The Beneficial Netanyahu-Obama Partnership
One of the most useful alliances President Obama has created with a foreign leader is the one with a person he ostensibly doesn't like very much at all. Both Barack Obama and Benjamin Netanyahu want to stop Iran from going nuclear (and yes, I'm among the people who believe Obama, for manifold reasons, some having to do with Israel, and many others not, is determined to keep Iran from crossing the nuclear threshold) and both have played key, and complementary, roles in the campaign. For Obama, Netanyahu's stalwart and straightforward argument that, for Israel, a nuclear Iran presents an Auschwitz-sized event, helps concentrate the minds of other leaders who may be less-than-willing to join the now-crippling sanctions regime imposed on Tehran by Washington. For Netanyahu, Obama's fear of a nuclear arms race in the Middle East means that he's willing to spend enormous political capital to wage economic war against Israel's main regional adversary.
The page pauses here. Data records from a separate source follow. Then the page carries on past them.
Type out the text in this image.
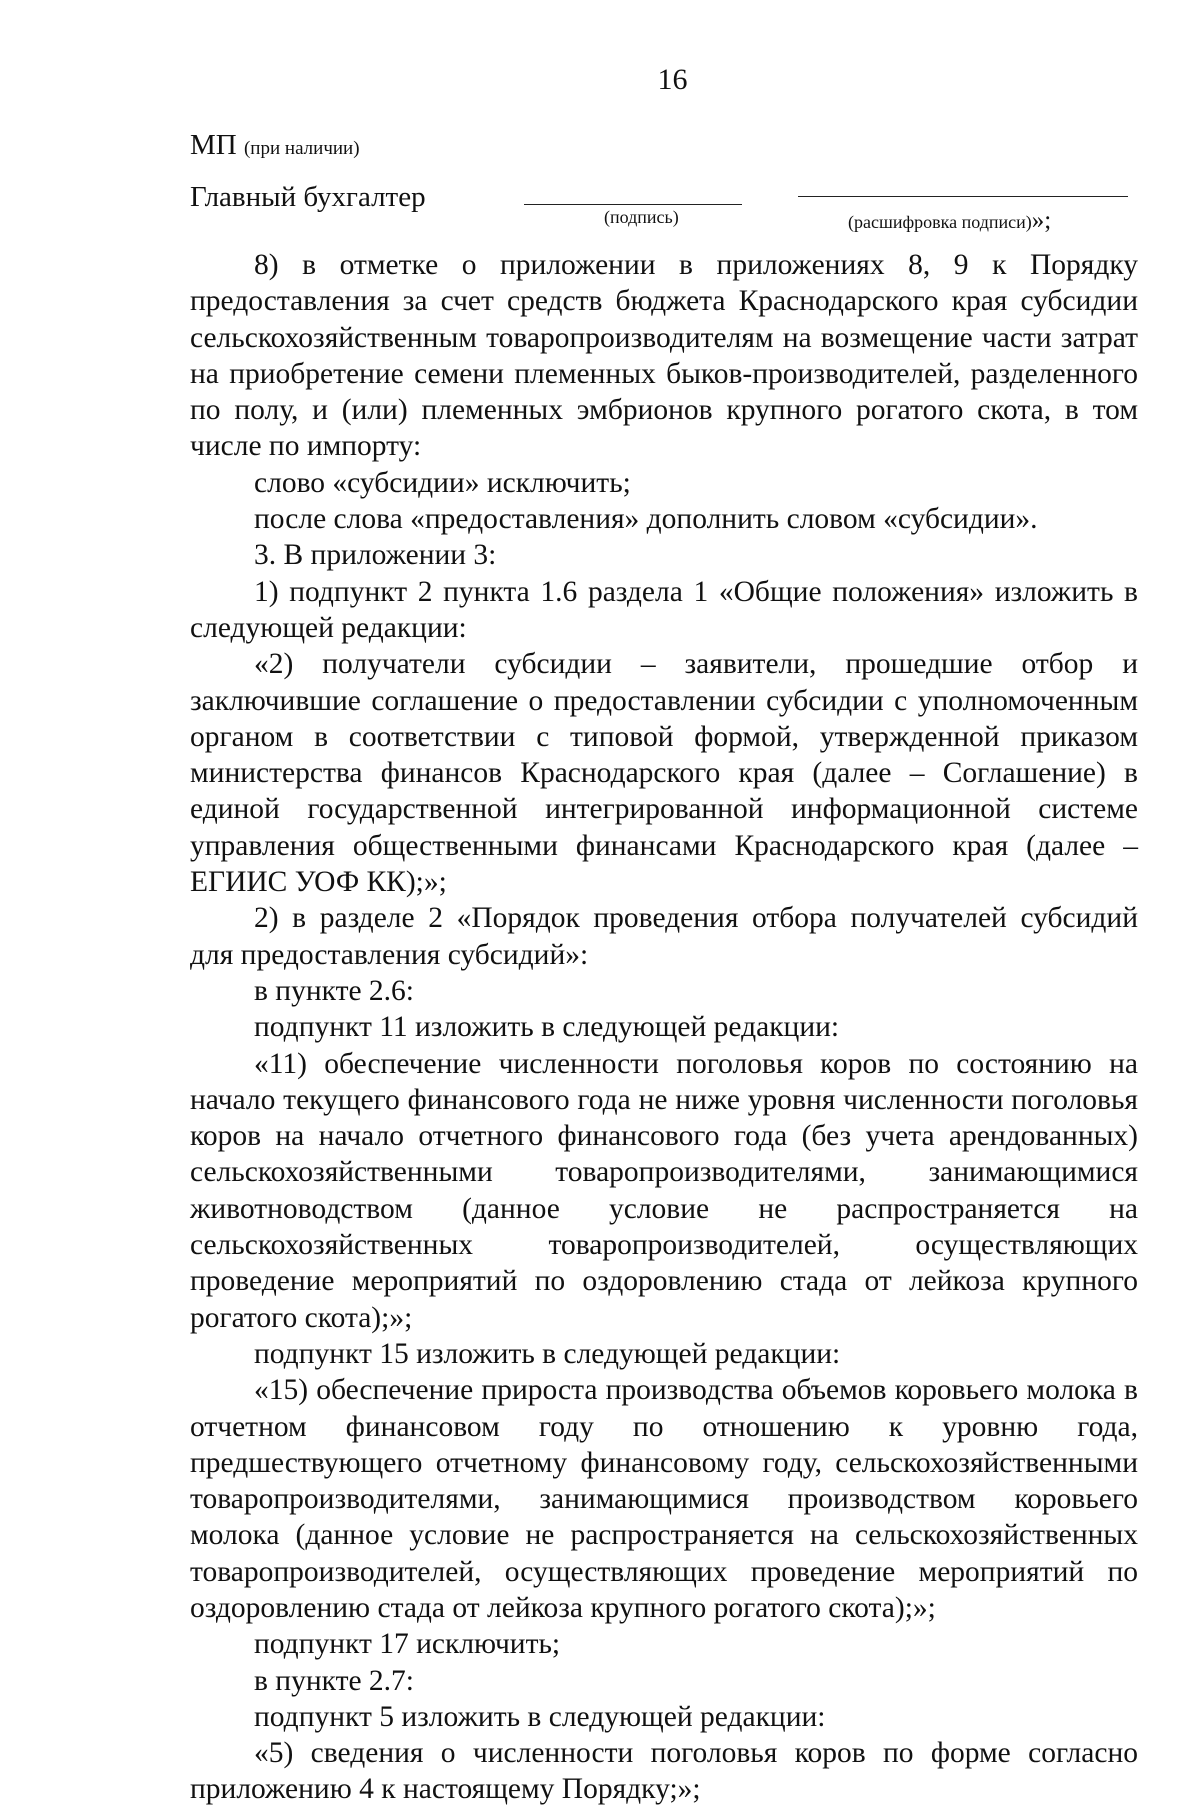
16
МП (при наличии)
Главный бухгалтер
(подпись)	(расшифровка подписи)»;

8) в отметке о приложении в приложениях 8, 9 к Порядку предоставления за счет средств бюджета Краснодарского края субсидии сельскохозяйственным товаропроизводителям на возмещение части затрат на приобретение семени племенных быков-производителей, разделенного по полу, и (или) племенных эмбрионов крупного рогатого скота, в том числе по импорту:

слово «субсидии» исключить;

после слова «предоставления» дополнить словом «субсидии».

3. В приложении 3:

1) подпункт 2 пункта 1.6 раздела 1 «Общие положения» изложить в следующей редакции:

«2) получатели субсидии – заявители, прошедшие отбор и заключившие соглашение о предоставлении субсидии с уполномоченным органом в соответствии с типовой формой, утвержденной приказом министерства финансов Краснодарского края (далее – Соглашение) в единой государственной интегрированной информационной системе управления общественными финансами Краснодарского края (далее – ЕГИИС УОФ КК);»;

2) в разделе 2 «Порядок проведения отбора получателей субсидий для предоставления субсидий»:

в пункте 2.6:

подпункт 11 изложить в следующей редакции:

«11) обеспечение численности поголовья коров по состоянию на начало текущего финансового года не ниже уровня численности поголовья коров на начало отчетного финансового года (без учета арендованных) сельскохозяйственными товаропроизводителями, занимающимися животноводством (данное условие не распространяется на сельскохозяйственных товаропроизводителей, осуществляющих проведение мероприятий по оздоровлению стада от лейкоза крупного рогатого скота);»;

подпункт 15 изложить в следующей редакции:

«15) обеспечение прироста производства объемов коровьего молока в отчетном финансовом году по отношению к уровню года, предшествующего отчетному финансовому году, сельскохозяйственными товаропроизводителями, занимающимися производством коровьего молока (данное условие не распространяется на сельскохозяйственных товаропроизводителей, осуществляющих проведение мероприятий по оздоровлению стада от лейкоза крупного рогатого скота);»;

подпункт 17 исключить;

в пункте 2.7:

подпункт 5 изложить в следующей редакции:

«5) сведения о численности поголовья коров по форме согласно приложению 4 к настоящему Порядку;»;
There is another aspect to this relationship that has gone mainly unexplored: Whether or not Netanyahu has actually been bluffing the whole time. There are a couple of plausible reasons to think that he is: For one, he is not, as I point out in my Bloomberg View column this week, a trigger-happy prime minister. If Israel today were in the hands of one of his predecessors, we'd be watching a full-scale war going on in Gaza right now, on account of the many dozens of Islamic Jihad rockets fired at Israeli cities in the past three days. But Netanyahu is better than most prime ministers at staying his hand (and he is aided, of course, by the partially-American-funded Iron Dome anti-missile system, which is providing cover to Israeli civilians and which ameliorates, to some degree, the feelings of desperation among the million or so Israelis in rocket range).
Another reason to think that Netanyahu is bluffing is that he values the America-Israel relationship above all other of Israel's strategic assets (barring, perhaps, the one with origins in Dimona), and that he understands that he would risk rupturing that relationship by launching a unilateral strike.
For many reasons, I tend to doubt that Netanyahu is bluffing. For one, he'd have to be the best bluffer in the world (a bluffer of this magnitude would have made Sheldon Adelson a poor man a long time ago) to maintain this level of urgency on Iran over such a long period of time. I also think he's probably not bluffing because he is evidently quite sincere in speaking about the world-historical consequences of an Iranian bomb to the future of Israel and the Jewish people. But put it this way: If he has been bluffing the whole time (even in concert with good-cop Obama), it's been a bluff that has so far worked magnificently well.